Nonlife Underwriting Risk Premium Risk Reserve Risk Catastrophic Risk
Premium Risk 100% 75% 25%
Reserve Risk 75% 100% 25%
Catastrophic Risk 25% 25% 100%

Source: Solvency and Capital Template. 2022. Insurance Authority.


Insurance solvency regimes globally are undergoing significant changes, and there is always room for improvement.17 While many of the solvency regimes have similarities, there are differences in their level of sophistication.

A follow-up to this article could highlight some of the challenges that have been observed in Saudi Arabia’s insurance market. It also could provide comparisons of the risk-based capital risk categories and formulas across different systems—namely the United States, United Kingdom and Saudi Arabia—and lessons learned from comparing those systems.

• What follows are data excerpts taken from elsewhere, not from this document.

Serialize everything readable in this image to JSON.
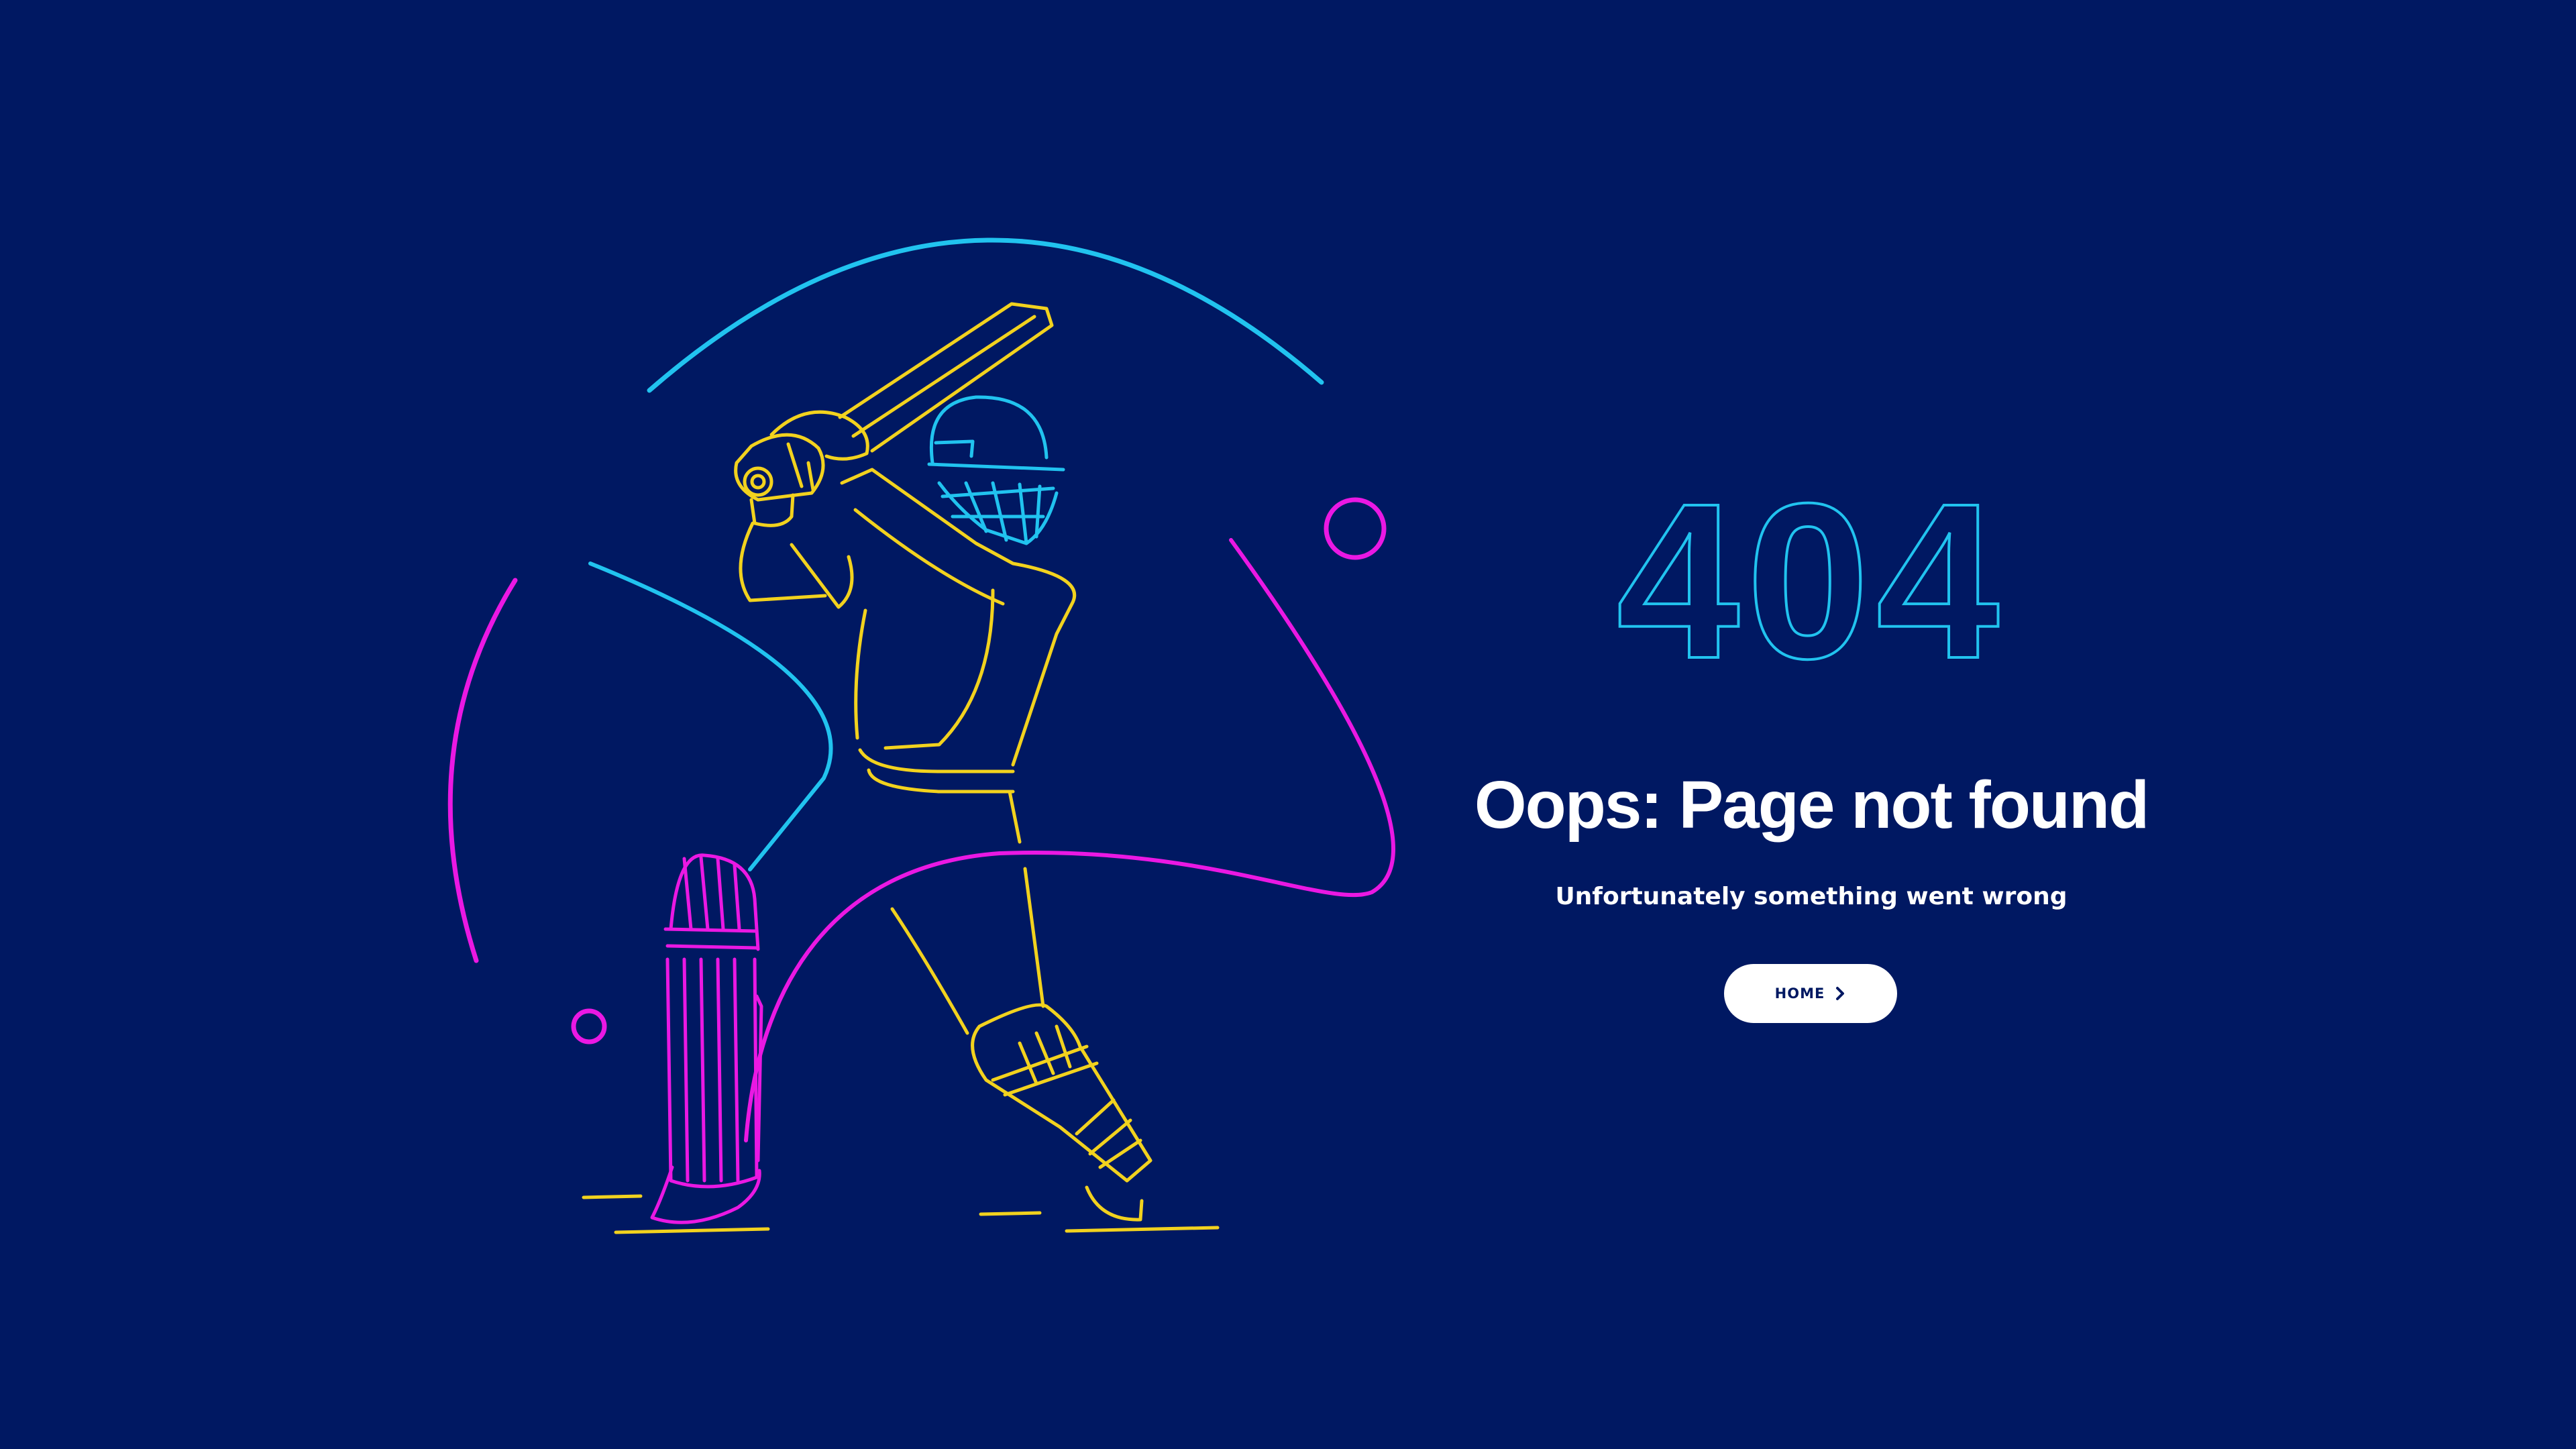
{
  "page": {
    "background_color": "#001862"
  },
  "colors": {
    "yellow": "#f2d21e",
    "cyan": "#21c3ef",
    "magenta": "#ea18e3",
    "white": "#ffffff",
    "navy": "#001862"
  },
  "illustration": {
    "icon": "cricket-batsman-line-art"
  },
  "error": {
    "code": "404",
    "title": "Oops: Page not found",
    "message": "Unfortunately something went wrong"
  },
  "home_button": {
    "label": "HOME",
    "icon": "chevron-right-icon"
  }
}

Ashwag Alzahrani, FSA, CERA, is health actuary and an independent actuarial contractor based in Riyadh, Saudi Arabia. She is committed to transforming the actuarial landscape in the kingdom, and she is the first female in the kingdom with an FSA.

Statements of fact and opinions expressed herein are those of the individual authors and are not necessarily those of the Society of Actuaries or the respective authors’ employers.